In the solution to this problem, and as to be seen shortly in the judgment of Charles J, the MoJ has accepted the principle that non-means tested legal aid needs to remain in these cases to satisfy Art 5(4).This generally follows European caselaw on this issue as per Winterwerp v Netherlands [1979] 2 EHRR 387 and Megyeri v Germany [1992] 15 EHRR 584.

In future, therefore, the court will continue to manage and authorise cases under s21A itself, and the MoJ will not hold this to be an inappropriate device which it would challenge. In this way such legal aid should continue whilst the court is considering a s21A application. The court will thus exercise its powers under s21A(3)(a) to vary the standard authorisation and extend an extant authorisation pursuant to section 21A (2) (b) MCA 2005.  In addition the Court may need to consider making an order under s21A(6) MCA 2005 exonerating the supervisory body from liability for the extended period as the Court would have assumed the responsibility.

This has to be a very welcome development in that "free" legal aid is now restored, although it is unclear why the MoJ made the change to the Regulations in this way, which they protested loudly was not made in consideration of the HA case.

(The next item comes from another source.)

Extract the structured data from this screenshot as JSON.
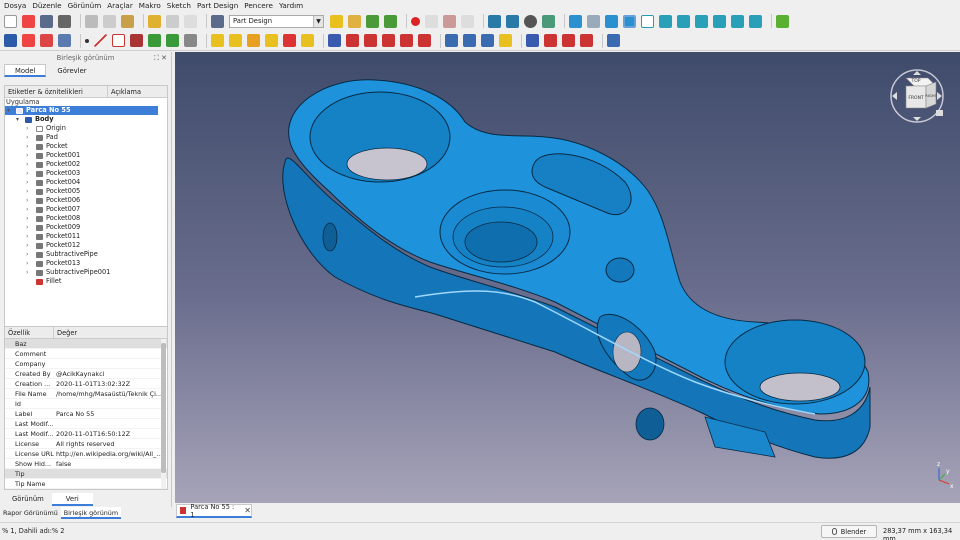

A sting may remain in the tail for legal aid practitioners even in these cases, as the MoJ has indicated that cases which drift too far into welfare considerations, especially under s15 and s16, may be subject to adverse costs assessments. It appears this was issue which the MoJ wanted to tackle in the new Regulations. However it is very unclear how a properly determined s21A application can frequently avoid extensive welfare considerations and so adequate legal aid funding will remain a live question; and the court may need to confirm the key issue of s21A in their orders, where possible, to properly assist in the ongoing provision of legal aid.

In addition, of course, such non-means tested legal aid does not touch the increasing number of those whose Article 5 rights are infringed in "supported  living" provisions (where DoLs does not apply); or where P is clearly detained in a hospital or nursing home but a DoL has not been put in place. Furthermore in such means tested cases, tightened means testing requirements introduced last April will put legal aid out of reach for many effectively denying them any remedy to detention.